Aunt Anne you were beauty

you were the baby.

Eight siblings, one you.

I was an only too.

Aunt Anne you were engaged

to a boy who died overseas.

One man, one you.

I've been engaged like you.

At least, the story goes

you were...

Or sometimes the story goes

you were...

I remember there were no more boys in your story.

I remember your Christmas gifts of ten dollars in the mail each year.

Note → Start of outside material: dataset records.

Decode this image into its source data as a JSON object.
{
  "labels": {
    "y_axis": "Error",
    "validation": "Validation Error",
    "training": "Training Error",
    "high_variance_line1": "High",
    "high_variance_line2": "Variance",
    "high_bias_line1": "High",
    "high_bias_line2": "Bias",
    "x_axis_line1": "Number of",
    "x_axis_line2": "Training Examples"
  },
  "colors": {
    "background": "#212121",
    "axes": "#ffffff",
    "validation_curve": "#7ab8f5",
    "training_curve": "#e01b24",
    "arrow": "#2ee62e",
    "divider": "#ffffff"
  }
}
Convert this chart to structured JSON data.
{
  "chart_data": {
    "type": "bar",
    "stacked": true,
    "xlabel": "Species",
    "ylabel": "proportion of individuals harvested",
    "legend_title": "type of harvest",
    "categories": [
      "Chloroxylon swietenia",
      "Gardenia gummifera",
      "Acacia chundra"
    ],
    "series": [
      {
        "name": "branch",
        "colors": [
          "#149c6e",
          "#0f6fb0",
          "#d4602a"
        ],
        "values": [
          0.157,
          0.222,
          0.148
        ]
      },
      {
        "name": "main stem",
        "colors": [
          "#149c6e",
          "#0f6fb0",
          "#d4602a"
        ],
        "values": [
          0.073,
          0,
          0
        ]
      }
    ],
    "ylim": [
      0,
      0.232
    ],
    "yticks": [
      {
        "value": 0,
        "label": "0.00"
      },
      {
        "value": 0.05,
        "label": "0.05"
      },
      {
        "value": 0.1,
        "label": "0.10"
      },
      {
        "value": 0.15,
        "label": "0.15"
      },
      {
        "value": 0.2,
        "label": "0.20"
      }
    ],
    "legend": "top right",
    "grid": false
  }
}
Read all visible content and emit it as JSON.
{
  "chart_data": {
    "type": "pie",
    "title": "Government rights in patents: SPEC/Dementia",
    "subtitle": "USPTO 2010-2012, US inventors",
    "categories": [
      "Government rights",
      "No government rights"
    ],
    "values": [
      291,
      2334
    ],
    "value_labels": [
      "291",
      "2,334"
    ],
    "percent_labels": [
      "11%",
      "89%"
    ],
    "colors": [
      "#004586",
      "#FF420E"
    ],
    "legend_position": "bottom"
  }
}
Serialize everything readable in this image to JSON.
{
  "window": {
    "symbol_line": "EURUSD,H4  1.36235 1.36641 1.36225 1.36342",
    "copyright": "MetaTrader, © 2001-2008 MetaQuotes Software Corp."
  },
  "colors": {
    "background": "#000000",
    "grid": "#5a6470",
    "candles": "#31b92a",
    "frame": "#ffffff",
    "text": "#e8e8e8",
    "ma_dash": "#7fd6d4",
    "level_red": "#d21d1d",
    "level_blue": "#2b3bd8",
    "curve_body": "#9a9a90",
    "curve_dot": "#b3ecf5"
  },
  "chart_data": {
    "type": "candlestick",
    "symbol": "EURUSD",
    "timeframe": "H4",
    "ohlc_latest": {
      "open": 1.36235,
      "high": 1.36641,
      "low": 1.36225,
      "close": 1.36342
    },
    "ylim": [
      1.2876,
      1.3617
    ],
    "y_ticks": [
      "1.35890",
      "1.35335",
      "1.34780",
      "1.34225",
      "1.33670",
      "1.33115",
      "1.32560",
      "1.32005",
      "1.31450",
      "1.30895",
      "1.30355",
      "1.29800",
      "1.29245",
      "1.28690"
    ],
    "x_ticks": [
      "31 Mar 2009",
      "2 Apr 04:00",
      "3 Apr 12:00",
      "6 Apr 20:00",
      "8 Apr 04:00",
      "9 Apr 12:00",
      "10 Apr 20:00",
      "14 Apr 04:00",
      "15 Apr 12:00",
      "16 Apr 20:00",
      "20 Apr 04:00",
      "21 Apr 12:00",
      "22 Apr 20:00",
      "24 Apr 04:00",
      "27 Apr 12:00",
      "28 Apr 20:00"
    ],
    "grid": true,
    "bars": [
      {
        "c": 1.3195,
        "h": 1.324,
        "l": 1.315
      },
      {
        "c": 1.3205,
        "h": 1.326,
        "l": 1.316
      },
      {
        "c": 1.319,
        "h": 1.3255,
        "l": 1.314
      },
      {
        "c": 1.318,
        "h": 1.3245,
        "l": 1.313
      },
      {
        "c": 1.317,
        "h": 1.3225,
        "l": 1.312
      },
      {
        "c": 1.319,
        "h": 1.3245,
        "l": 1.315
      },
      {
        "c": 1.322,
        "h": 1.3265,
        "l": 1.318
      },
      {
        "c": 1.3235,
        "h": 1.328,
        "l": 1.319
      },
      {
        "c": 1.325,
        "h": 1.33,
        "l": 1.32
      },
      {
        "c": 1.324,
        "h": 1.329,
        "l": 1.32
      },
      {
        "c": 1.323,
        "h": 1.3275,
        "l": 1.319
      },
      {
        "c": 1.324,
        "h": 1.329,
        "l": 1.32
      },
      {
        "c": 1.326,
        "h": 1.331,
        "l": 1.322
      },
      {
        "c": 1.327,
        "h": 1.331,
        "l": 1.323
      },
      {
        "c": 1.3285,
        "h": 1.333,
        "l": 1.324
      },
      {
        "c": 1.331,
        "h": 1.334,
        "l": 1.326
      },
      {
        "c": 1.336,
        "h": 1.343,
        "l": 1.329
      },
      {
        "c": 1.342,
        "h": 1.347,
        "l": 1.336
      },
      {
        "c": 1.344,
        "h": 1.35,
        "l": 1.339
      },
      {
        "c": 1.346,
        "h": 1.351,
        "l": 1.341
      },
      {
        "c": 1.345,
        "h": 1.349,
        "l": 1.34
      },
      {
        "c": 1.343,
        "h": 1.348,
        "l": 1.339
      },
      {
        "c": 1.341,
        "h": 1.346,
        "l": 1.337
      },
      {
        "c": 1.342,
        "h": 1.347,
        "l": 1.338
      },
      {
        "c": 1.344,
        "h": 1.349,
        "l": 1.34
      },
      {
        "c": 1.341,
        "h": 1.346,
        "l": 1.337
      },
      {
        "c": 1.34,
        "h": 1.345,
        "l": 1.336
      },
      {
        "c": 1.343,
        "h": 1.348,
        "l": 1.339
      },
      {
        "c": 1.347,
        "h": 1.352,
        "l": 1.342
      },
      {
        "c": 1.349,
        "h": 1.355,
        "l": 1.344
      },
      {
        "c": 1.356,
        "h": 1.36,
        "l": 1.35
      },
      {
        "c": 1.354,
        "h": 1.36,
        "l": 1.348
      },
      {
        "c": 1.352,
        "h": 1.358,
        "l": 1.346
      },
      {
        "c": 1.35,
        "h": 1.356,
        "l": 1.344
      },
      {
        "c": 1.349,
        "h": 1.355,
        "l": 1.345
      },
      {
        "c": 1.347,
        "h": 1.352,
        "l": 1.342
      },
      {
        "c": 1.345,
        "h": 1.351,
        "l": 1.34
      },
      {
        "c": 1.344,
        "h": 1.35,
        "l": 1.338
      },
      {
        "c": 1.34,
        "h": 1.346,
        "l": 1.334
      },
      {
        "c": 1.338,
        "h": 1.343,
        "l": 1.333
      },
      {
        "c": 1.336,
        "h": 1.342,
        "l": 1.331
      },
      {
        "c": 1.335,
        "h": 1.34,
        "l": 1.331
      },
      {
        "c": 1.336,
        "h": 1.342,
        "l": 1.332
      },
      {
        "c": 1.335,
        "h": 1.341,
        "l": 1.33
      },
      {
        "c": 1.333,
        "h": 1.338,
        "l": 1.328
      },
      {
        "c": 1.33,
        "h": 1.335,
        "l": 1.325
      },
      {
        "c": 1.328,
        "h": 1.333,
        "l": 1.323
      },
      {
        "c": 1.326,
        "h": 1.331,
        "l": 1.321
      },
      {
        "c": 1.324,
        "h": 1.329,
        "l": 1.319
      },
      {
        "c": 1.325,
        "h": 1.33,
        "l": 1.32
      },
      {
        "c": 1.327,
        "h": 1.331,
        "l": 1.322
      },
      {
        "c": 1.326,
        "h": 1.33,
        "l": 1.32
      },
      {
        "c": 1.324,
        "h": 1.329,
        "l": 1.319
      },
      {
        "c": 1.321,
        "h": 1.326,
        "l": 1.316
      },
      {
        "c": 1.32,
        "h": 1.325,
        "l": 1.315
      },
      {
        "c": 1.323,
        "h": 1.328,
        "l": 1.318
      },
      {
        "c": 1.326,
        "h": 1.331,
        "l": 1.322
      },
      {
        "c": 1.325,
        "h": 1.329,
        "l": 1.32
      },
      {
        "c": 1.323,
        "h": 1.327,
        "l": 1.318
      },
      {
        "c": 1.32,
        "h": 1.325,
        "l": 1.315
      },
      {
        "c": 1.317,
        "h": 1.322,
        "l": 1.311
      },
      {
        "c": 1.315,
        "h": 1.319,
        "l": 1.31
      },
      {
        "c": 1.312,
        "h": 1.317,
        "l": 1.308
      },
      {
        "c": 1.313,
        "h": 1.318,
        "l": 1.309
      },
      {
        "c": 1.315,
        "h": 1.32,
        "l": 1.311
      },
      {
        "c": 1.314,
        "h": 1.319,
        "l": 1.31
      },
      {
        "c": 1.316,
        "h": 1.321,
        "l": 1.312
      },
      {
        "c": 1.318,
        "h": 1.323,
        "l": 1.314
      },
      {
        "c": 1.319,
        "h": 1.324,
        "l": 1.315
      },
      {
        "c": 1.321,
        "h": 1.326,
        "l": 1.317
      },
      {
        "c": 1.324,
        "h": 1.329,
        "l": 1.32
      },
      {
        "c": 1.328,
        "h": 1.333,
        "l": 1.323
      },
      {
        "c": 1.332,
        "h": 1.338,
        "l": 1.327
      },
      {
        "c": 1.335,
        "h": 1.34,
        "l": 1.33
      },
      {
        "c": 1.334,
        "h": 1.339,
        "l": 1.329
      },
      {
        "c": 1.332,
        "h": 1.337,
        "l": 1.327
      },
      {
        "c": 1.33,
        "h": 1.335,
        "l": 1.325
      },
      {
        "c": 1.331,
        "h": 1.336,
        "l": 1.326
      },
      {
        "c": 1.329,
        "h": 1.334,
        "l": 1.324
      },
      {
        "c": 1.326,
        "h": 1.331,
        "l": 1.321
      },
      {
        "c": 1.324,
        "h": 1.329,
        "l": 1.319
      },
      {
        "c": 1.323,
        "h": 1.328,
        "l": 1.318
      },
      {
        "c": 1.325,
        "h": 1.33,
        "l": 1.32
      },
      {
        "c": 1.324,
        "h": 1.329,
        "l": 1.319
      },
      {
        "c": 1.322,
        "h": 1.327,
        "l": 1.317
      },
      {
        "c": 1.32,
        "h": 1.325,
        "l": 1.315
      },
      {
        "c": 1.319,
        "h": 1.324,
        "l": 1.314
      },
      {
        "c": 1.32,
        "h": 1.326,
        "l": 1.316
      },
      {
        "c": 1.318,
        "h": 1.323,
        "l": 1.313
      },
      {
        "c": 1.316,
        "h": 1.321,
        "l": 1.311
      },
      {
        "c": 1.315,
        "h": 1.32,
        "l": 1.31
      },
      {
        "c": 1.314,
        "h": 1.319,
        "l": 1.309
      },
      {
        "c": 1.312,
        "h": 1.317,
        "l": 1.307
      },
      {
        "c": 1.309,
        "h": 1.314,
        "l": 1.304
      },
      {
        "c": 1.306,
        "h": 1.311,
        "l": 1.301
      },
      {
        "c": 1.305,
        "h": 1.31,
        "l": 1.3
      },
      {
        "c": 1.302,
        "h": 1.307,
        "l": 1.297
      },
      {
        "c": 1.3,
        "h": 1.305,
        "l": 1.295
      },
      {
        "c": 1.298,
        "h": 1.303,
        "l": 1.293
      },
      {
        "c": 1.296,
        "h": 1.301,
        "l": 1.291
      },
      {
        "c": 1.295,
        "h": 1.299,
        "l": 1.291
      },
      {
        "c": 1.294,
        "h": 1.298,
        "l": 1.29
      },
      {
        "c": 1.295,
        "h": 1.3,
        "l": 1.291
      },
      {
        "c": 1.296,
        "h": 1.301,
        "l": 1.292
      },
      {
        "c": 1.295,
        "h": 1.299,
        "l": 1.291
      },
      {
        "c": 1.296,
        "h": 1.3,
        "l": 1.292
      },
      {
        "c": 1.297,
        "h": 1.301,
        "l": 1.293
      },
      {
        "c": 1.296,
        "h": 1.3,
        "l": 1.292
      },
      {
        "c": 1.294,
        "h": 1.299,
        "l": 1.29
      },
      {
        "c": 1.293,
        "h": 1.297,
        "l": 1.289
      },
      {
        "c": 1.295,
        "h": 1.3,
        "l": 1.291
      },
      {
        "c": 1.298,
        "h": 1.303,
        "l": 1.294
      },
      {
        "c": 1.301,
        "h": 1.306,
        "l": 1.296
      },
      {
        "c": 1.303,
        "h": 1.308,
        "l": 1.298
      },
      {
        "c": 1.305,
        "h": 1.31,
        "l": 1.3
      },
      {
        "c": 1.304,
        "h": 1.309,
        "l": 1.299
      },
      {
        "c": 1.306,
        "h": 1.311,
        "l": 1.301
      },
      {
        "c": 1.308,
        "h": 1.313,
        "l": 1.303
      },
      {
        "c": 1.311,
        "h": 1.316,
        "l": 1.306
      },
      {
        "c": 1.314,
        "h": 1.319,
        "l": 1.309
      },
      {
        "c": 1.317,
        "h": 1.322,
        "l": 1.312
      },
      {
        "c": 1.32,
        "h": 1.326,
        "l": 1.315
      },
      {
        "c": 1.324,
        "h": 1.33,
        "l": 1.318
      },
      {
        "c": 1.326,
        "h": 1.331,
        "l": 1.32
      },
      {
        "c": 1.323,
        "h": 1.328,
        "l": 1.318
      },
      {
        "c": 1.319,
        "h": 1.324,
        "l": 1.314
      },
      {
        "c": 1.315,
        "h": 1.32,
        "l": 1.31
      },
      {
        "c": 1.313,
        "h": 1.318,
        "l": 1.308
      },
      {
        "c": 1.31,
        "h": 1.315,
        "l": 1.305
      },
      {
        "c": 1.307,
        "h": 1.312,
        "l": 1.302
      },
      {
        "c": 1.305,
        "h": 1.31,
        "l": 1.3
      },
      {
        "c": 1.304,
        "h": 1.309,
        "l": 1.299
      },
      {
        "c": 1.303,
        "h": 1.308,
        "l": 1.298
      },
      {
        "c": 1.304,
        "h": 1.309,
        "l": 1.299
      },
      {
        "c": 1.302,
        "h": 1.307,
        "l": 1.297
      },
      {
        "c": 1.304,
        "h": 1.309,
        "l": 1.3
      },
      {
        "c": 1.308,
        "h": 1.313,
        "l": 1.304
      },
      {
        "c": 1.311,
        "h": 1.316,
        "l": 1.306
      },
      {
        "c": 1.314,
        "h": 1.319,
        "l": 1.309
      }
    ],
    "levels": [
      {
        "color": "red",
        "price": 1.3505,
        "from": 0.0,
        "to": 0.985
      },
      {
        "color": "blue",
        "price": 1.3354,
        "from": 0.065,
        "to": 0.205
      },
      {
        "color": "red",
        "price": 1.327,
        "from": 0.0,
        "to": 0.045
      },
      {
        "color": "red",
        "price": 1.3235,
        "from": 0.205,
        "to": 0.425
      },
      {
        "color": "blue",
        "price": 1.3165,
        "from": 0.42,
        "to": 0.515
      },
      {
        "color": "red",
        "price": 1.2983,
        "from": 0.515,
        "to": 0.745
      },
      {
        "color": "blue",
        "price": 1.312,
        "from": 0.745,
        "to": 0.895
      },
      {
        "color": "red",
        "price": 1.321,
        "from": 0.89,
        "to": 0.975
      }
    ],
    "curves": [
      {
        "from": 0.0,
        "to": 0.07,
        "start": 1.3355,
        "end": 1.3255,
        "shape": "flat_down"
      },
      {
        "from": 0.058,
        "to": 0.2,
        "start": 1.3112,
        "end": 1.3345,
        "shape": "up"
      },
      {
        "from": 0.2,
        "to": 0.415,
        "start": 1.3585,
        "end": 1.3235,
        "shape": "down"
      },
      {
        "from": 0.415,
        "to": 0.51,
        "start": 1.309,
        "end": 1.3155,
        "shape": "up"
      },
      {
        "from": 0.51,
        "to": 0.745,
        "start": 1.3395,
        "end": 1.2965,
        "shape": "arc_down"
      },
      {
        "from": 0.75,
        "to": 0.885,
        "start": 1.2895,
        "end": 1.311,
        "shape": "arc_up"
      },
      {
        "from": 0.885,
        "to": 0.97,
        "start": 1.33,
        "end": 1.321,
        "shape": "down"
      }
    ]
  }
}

I remember you whispering "I love you, you're beautiful" in my ear.

I remember you.

Aunt Anne you had a love

her name is Peggy.

"They're roommates"

She's alive out there still,

at least I hope that she is.

I was too young when you passed.

to say to their faces "let them alone,

Peggy just lost her love."

But in my heart,

I cried.

You lived your life with her for years and years and years,

years before Lin Manuel penned "love is love is love is love is love..."

You were too old, baby.

I wish we had been the best of friends.

I wish you could have simply been.

I wish you were...

Aunt Anne you were my friend

and I feel you near sometimes

Believing in and

remembering me.

I'll tell your story today

no longer as one of those rushed over,

because the others are still

afraid of what you were...

I never was afraid

Just lost underneath a haze.

Thank God, I got out.

Now I love who I love who I love...

You helped drive out the fear

even if you didn't know it

You shouldn't have had to do it

but you loved who you loved

and it wasn't supposed to be that way

yet it was.

Thank you for being brave.

I'll tell your story today.

Anne loved Peggy

and you two were,

and still are,

and will be,

and shall be,

evermore.

Anne Clayton was a high school gym teacher in Natches, Mississippi for years. She lived with Peggy for most of her adult life. She died in 2004 in her late 80s. Her partner Peggy may still be alive, though our family has kept no contact with her. I was 17 at the time. After years of repressing this part of my family's story, I am going to try and seek out if Peggy is still alive and make contact with her in some way. I have no idea if that will be possible at this point, but I know I must try. I want her to know that I love and support her. I hope it is not too late.

Part of my awakening to my privileges in this life has been to acknowledge that I have have been naively safe due to my socially un-thwarted binary standards as a heterosexual female for many years. I am now engaged to the love of my life, a heterosexual male, but since my mid twenties have grown increasingly awareness of my sexual fluidity. I now know that I am bisexual on a spectrum that leans me mostly towards masculine identifying individuals, of any gender. We have a beautifully open relationship where sexuality can be explored and nurtured both inside and outside the relationship. We also have a Dominant/Submissive sexual dynamic that we play in our sexual life, and thus resonate and are in support with the Kink culture.

As a therapist, I want to help others create and safeguard their identities and the exploration of love and relationship in this still extremely polarizing western world. Particularly where religious ideologies have held individuals back in oppression, repression, and hatred, I want to be an ambassador of acceptance, social justice, and free love for all.